Location
- 10 Hoi Chak Street Quarry Bay Hong Kong

Information
- Motto: Humility, Respect, Kindness & Love
- Established: 1959
- Founder: Magdalena of Canossa
- Houses: Humility Respect Kindness Love
- Website: http://www.canossa.edu.hk/

= Canossa College =

Catholic, all-girls' school in Hong Kong

Canossa College (嘉諾撒書院) is a Catholic, all-girls' school, founded in 1959 in Hong Kong. Canossa College is funded by the Government as a subsidised school.

==History==
- 1890 Canossian Sisters in Italy came to Hong Kong in 1860 and to set up the new Canossian Convent Secondary School in 1890
- 1891 Mr. David Sasson donated 3000 sq. ft. of land in Shaukeiwan to establish the House of Shaukeiwan and a primary school for Chinese children.
- 1932 The primitive House was replaced by a solid three-storey building. The government subsidized Primary School and the Convent, serving pupils of normal sight since 1938.
- 1941–45 Occupied by the Japanese Military government during World War II
- 1950 The school and the convent were returned to the Institute and the Chinese Primary School was restored in 1951.
- 1959 Canossian Convent Secondary School was officiated with an enrolment of 92 students.
- 1984 To cope with the rapid development in the Eastern District of Hong Kong, the school was transferred to the present site. The secondary section of the School was renamed Canossa College and the primary section Canossa School (H.K.).
- 2004 A four-storey wing was erected from the parking area.

==School clubs==
There are 42 clubs in total.
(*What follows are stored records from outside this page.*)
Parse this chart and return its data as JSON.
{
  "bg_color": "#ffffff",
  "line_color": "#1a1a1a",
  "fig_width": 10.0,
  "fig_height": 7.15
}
Form one to form five students are required to participate in at least one extra-curricular activity (either an academic club, a sports team or an instrument class) and at most four clubs. Catholic students are required to attend events organised by the Religious Affairs Club on top of meetings of other clubs.
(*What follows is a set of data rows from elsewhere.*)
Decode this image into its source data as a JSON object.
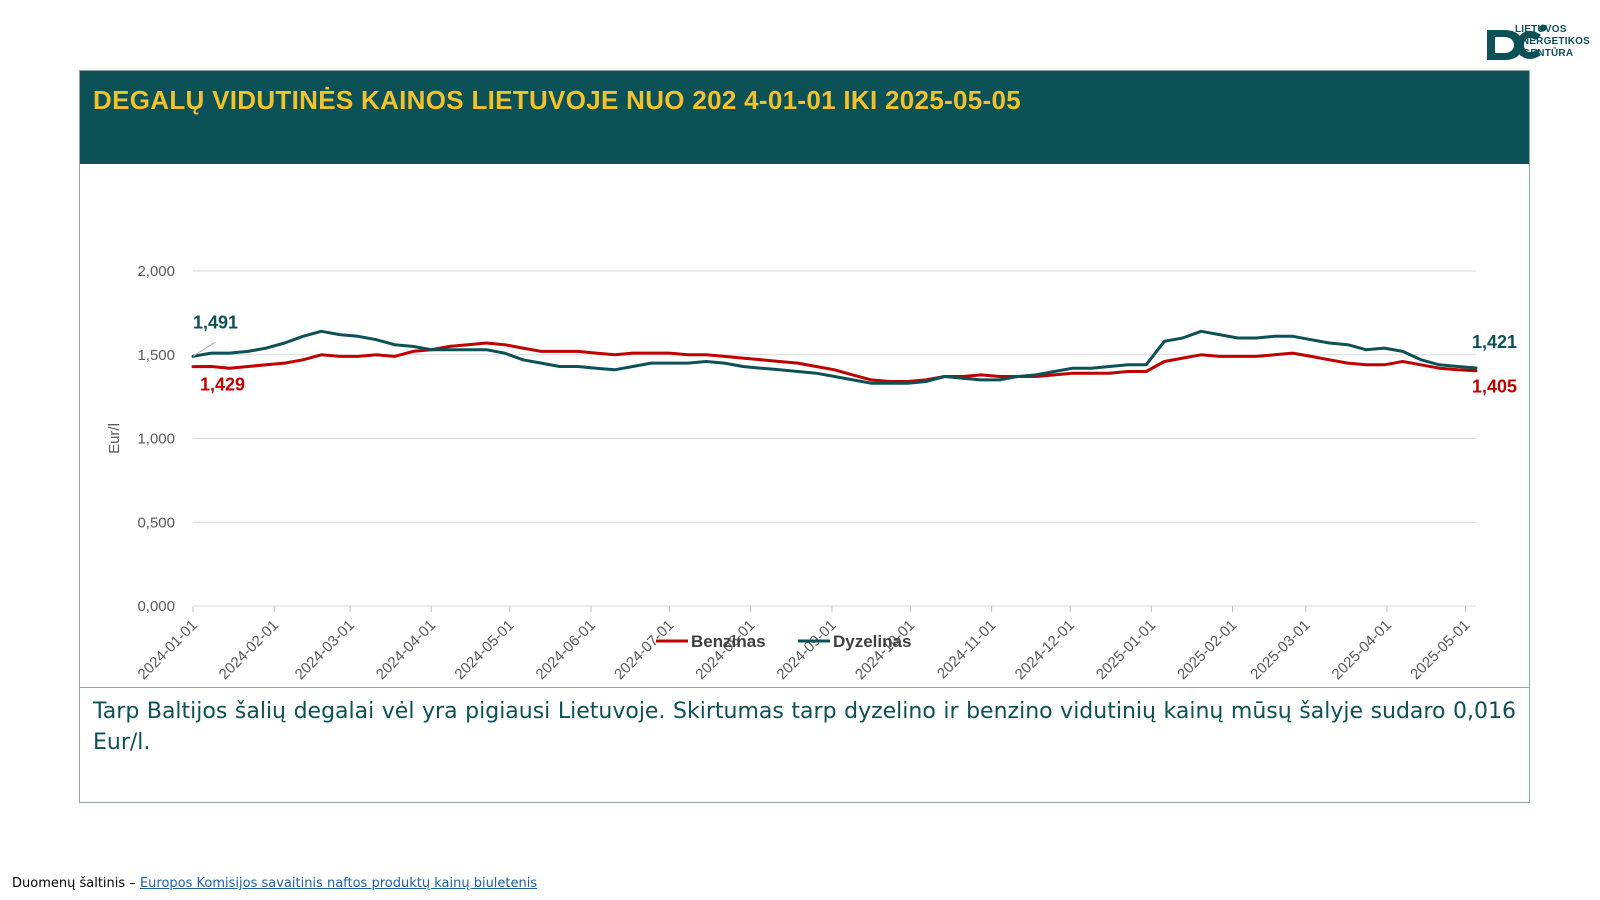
{
  "logo": {
    "lines": [
      "LIETUVOS",
      "ENERGETIKOS",
      "AGENTŪRA"
    ]
  },
  "header": {
    "title": "DEGALŲ VIDUTINĖS KAINOS LIETUVOJE NUO 202 4-01-01 IKI 2025-05-05"
  },
  "note": {
    "text": "Tarp Baltijos šalių degalai vėl yra pigiausi Lietuvoje. Skirtumas tarp dyzelino ir benzino vidutinių kainų mūsų šalyje sudaro 0,016 Eur/l."
  },
  "source": {
    "prefix": "Duomenų šaltinis – ",
    "link_text": "Europos Komisijos savaitinis naftos produktų kainų biuletenis "
  },
  "colors": {
    "header_bg": "#0c5156",
    "title": "#f2c12e",
    "benzinas": "#c00000",
    "dyzelinas": "#0c5156"
  },
  "chart_data": {
    "type": "line",
    "title": "DEGALŲ VIDUTINĖS KAINOS LIETUVOJE NUO 202 4-01-01 IKI 2025-05-05",
    "xlabel": "",
    "ylabel": "Eur/l",
    "ylim": [
      0,
      2
    ],
    "yticks": [
      0,
      0.5,
      1,
      1.5,
      2
    ],
    "ytick_labels": [
      "0,000",
      "0,500",
      "1,000",
      "1,500",
      "2,000"
    ],
    "x_range": [
      "2024-01-01",
      "2025-05-05"
    ],
    "xticks": [
      "2024-01-01",
      "2024-02-01",
      "2024-03-01",
      "2024-04-01",
      "2024-05-01",
      "2024-06-01",
      "2024-07-01",
      "2024-08-01",
      "2024-09-01",
      "2024-10-01",
      "2024-11-01",
      "2024-12-01",
      "2025-01-01",
      "2025-02-01",
      "2025-03-01",
      "2025-04-01",
      "2025-05-01"
    ],
    "grid": true,
    "legend": "bottom",
    "series": [
      {
        "name": "Benzinas",
        "color": "#c00000",
        "points": [
          [
            "2024-01-01",
            1.429
          ],
          [
            "2024-01-08",
            1.43
          ],
          [
            "2024-01-15",
            1.42
          ],
          [
            "2024-01-22",
            1.43
          ],
          [
            "2024-01-29",
            1.44
          ],
          [
            "2024-02-05",
            1.45
          ],
          [
            "2024-02-12",
            1.47
          ],
          [
            "2024-02-19",
            1.5
          ],
          [
            "2024-02-26",
            1.49
          ],
          [
            "2024-03-04",
            1.49
          ],
          [
            "2024-03-11",
            1.5
          ],
          [
            "2024-03-18",
            1.49
          ],
          [
            "2024-03-25",
            1.52
          ],
          [
            "2024-04-01",
            1.53
          ],
          [
            "2024-04-08",
            1.55
          ],
          [
            "2024-04-15",
            1.56
          ],
          [
            "2024-04-22",
            1.57
          ],
          [
            "2024-04-29",
            1.56
          ],
          [
            "2024-05-06",
            1.54
          ],
          [
            "2024-05-13",
            1.52
          ],
          [
            "2024-05-20",
            1.52
          ],
          [
            "2024-05-27",
            1.52
          ],
          [
            "2024-06-03",
            1.51
          ],
          [
            "2024-06-10",
            1.5
          ],
          [
            "2024-06-17",
            1.51
          ],
          [
            "2024-06-24",
            1.51
          ],
          [
            "2024-07-01",
            1.51
          ],
          [
            "2024-07-08",
            1.5
          ],
          [
            "2024-07-15",
            1.5
          ],
          [
            "2024-07-22",
            1.49
          ],
          [
            "2024-07-29",
            1.48
          ],
          [
            "2024-08-05",
            1.47
          ],
          [
            "2024-08-12",
            1.46
          ],
          [
            "2024-08-19",
            1.45
          ],
          [
            "2024-08-26",
            1.43
          ],
          [
            "2024-09-02",
            1.41
          ],
          [
            "2024-09-09",
            1.38
          ],
          [
            "2024-09-16",
            1.35
          ],
          [
            "2024-09-23",
            1.34
          ],
          [
            "2024-09-30",
            1.34
          ],
          [
            "2024-10-07",
            1.35
          ],
          [
            "2024-10-14",
            1.37
          ],
          [
            "2024-10-21",
            1.37
          ],
          [
            "2024-10-28",
            1.38
          ],
          [
            "2024-11-04",
            1.37
          ],
          [
            "2024-11-11",
            1.37
          ],
          [
            "2024-11-18",
            1.37
          ],
          [
            "2024-11-25",
            1.38
          ],
          [
            "2024-12-02",
            1.39
          ],
          [
            "2024-12-09",
            1.39
          ],
          [
            "2024-12-16",
            1.39
          ],
          [
            "2024-12-23",
            1.4
          ],
          [
            "2024-12-30",
            1.4
          ],
          [
            "2025-01-06",
            1.46
          ],
          [
            "2025-01-13",
            1.48
          ],
          [
            "2025-01-20",
            1.5
          ],
          [
            "2025-01-27",
            1.49
          ],
          [
            "2025-02-03",
            1.49
          ],
          [
            "2025-02-10",
            1.49
          ],
          [
            "2025-02-17",
            1.5
          ],
          [
            "2025-02-24",
            1.51
          ],
          [
            "2025-03-03",
            1.49
          ],
          [
            "2025-03-10",
            1.47
          ],
          [
            "2025-03-17",
            1.45
          ],
          [
            "2025-03-24",
            1.44
          ],
          [
            "2025-03-31",
            1.44
          ],
          [
            "2025-04-07",
            1.46
          ],
          [
            "2025-04-14",
            1.44
          ],
          [
            "2025-04-21",
            1.42
          ],
          [
            "2025-04-28",
            1.41
          ],
          [
            "2025-05-05",
            1.405
          ]
        ],
        "labels": [
          {
            "date": "2024-01-01",
            "text": "1,429"
          },
          {
            "date": "2025-05-05",
            "text": "1,405"
          }
        ]
      },
      {
        "name": "Dyzelinas",
        "color": "#0c5156",
        "points": [
          [
            "2024-01-01",
            1.491
          ],
          [
            "2024-01-08",
            1.51
          ],
          [
            "2024-01-15",
            1.51
          ],
          [
            "2024-01-22",
            1.52
          ],
          [
            "2024-01-29",
            1.54
          ],
          [
            "2024-02-05",
            1.57
          ],
          [
            "2024-02-12",
            1.61
          ],
          [
            "2024-02-19",
            1.64
          ],
          [
            "2024-02-26",
            1.62
          ],
          [
            "2024-03-04",
            1.61
          ],
          [
            "2024-03-11",
            1.59
          ],
          [
            "2024-03-18",
            1.56
          ],
          [
            "2024-03-25",
            1.55
          ],
          [
            "2024-04-01",
            1.53
          ],
          [
            "2024-04-08",
            1.53
          ],
          [
            "2024-04-15",
            1.53
          ],
          [
            "2024-04-22",
            1.53
          ],
          [
            "2024-04-29",
            1.51
          ],
          [
            "2024-05-06",
            1.47
          ],
          [
            "2024-05-13",
            1.45
          ],
          [
            "2024-05-20",
            1.43
          ],
          [
            "2024-05-27",
            1.43
          ],
          [
            "2024-06-03",
            1.42
          ],
          [
            "2024-06-10",
            1.41
          ],
          [
            "2024-06-17",
            1.43
          ],
          [
            "2024-06-24",
            1.45
          ],
          [
            "2024-07-01",
            1.45
          ],
          [
            "2024-07-08",
            1.45
          ],
          [
            "2024-07-15",
            1.46
          ],
          [
            "2024-07-22",
            1.45
          ],
          [
            "2024-07-29",
            1.43
          ],
          [
            "2024-08-05",
            1.42
          ],
          [
            "2024-08-12",
            1.41
          ],
          [
            "2024-08-19",
            1.4
          ],
          [
            "2024-08-26",
            1.39
          ],
          [
            "2024-09-02",
            1.37
          ],
          [
            "2024-09-09",
            1.35
          ],
          [
            "2024-09-16",
            1.33
          ],
          [
            "2024-09-23",
            1.33
          ],
          [
            "2024-09-30",
            1.33
          ],
          [
            "2024-10-07",
            1.34
          ],
          [
            "2024-10-14",
            1.37
          ],
          [
            "2024-10-21",
            1.36
          ],
          [
            "2024-10-28",
            1.35
          ],
          [
            "2024-11-04",
            1.35
          ],
          [
            "2024-11-11",
            1.37
          ],
          [
            "2024-11-18",
            1.38
          ],
          [
            "2024-11-25",
            1.4
          ],
          [
            "2024-12-02",
            1.42
          ],
          [
            "2024-12-09",
            1.42
          ],
          [
            "2024-12-16",
            1.43
          ],
          [
            "2024-12-23",
            1.44
          ],
          [
            "2024-12-30",
            1.44
          ],
          [
            "2025-01-06",
            1.58
          ],
          [
            "2025-01-13",
            1.6
          ],
          [
            "2025-01-20",
            1.64
          ],
          [
            "2025-01-27",
            1.62
          ],
          [
            "2025-02-03",
            1.6
          ],
          [
            "2025-02-10",
            1.6
          ],
          [
            "2025-02-17",
            1.61
          ],
          [
            "2025-02-24",
            1.61
          ],
          [
            "2025-03-03",
            1.59
          ],
          [
            "2025-03-10",
            1.57
          ],
          [
            "2025-03-17",
            1.56
          ],
          [
            "2025-03-24",
            1.53
          ],
          [
            "2025-03-31",
            1.54
          ],
          [
            "2025-04-07",
            1.52
          ],
          [
            "2025-04-14",
            1.47
          ],
          [
            "2025-04-21",
            1.44
          ],
          [
            "2025-04-28",
            1.43
          ],
          [
            "2025-05-05",
            1.421
          ]
        ],
        "labels": [
          {
            "date": "2024-01-01",
            "text": "1,491"
          },
          {
            "date": "2025-05-05",
            "text": "1,421"
          }
        ]
      }
    ]
  }
}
| Language | Academics | Sports | Uniform | Others | Services |
| Chinese Society | Science Society | Sports Association | Girl Guides | Arts Society | Civic Ambassadors Assembly |
| English Society | Mathematics Society | Badminton Team | Red Cross | Cookery Club | National Ambassadors Club |
| Putonghua Society |  | Swimming Team |  | Computer Society | Community Youth Club |
| Chinese Debate Society |  | Table Tennis Team |  | Photography Club | Foster Prefects |
| English Debate Society |  | Tennis Team |  | Make-up Class | Library Prefects |
| The Breeze (Chinese) (School press) |  | Trampoline Team |  | English Drama Club | Discipline Prefects |
| The Breeze (English) (School press) |  | Volleyball Team |  | Junior Police Call | Student Union |
|  |  | Houses |  | Bridge Club | Religious Affairs Committee |
|  |  |  |  | Japanese Culture Club |

Club committees are either appointed by teachers or elected by club members on the first meeting.

Eighty-percent of attendance is required or ranking will not be shown on students' report card.